I often hear about home basements being flooded by several feet of water. Hypothetically, if the water line is high enough to submerge the outlets and the circuit breaker, can it not only short circuit the outlets, but short across the circuit breaker, turning the standing water into an elecution hazard? If so, how can it be prevented?

Best Answer

Watch for flood lines. Yes, any breaker that's been underwater should be smashed (so others don't dig it out of the trash and use it).

If you can't find an uncorrupted main breaker to cut, call the power company at the "my power is out" number and they'll send someone over ASAP because they don't want you dead.
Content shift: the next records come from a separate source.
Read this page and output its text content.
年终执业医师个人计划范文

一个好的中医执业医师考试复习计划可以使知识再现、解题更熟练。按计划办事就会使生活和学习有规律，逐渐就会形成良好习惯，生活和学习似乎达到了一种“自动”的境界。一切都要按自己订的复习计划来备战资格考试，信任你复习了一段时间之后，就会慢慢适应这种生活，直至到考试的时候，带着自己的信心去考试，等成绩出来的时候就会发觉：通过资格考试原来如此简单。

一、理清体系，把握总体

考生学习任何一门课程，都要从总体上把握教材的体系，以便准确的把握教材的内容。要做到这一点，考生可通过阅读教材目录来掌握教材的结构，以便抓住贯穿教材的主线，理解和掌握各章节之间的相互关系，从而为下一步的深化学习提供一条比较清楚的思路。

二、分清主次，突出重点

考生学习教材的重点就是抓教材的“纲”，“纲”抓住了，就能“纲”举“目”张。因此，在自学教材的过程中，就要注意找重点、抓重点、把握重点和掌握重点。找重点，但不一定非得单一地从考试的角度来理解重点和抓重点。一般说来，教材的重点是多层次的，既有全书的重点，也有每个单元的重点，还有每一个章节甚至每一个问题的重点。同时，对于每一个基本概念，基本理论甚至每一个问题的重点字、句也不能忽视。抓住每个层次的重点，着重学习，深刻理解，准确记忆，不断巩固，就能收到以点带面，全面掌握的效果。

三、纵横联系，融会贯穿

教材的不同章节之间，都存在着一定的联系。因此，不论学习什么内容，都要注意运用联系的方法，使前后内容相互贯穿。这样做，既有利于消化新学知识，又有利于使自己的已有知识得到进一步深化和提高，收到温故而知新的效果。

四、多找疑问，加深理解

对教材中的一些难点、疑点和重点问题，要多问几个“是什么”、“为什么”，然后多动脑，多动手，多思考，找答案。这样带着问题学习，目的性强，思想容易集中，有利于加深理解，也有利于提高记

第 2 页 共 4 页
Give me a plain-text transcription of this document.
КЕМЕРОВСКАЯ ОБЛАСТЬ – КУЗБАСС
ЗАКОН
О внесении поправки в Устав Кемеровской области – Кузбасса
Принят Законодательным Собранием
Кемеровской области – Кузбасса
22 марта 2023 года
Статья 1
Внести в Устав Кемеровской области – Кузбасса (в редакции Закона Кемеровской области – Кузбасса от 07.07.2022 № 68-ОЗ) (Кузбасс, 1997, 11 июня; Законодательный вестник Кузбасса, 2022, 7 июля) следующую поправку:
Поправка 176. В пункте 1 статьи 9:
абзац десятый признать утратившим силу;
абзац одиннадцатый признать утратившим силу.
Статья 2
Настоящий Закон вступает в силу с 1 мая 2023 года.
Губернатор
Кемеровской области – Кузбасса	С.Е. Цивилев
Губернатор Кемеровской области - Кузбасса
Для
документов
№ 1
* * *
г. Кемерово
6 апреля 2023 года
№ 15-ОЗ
Dead customers don't buy electricity. However if this was a large scale incident, their plate will be very, very full and your request will get triage'd and done when feasible. Obviously, in the meantime, stay away from it.

After the flood is gone you have to size up each component. Panels are simple affairs and it might be possible to take it apart and clean it. Conduit should be OK but I'd pull the wires out and disassemble it enough to clean the insides by pulling a rag through them. Every junction box would have to be cleaned out. The wires will be ok if they say THWN or other outdoor rating. Ratings for outdoor wire presume the wire is immersed in water 24x7. Keeping water out of outdoor conduit isn't really possible.

Romex will be junk. Every receptacle, switch and machine of any kind will be junk.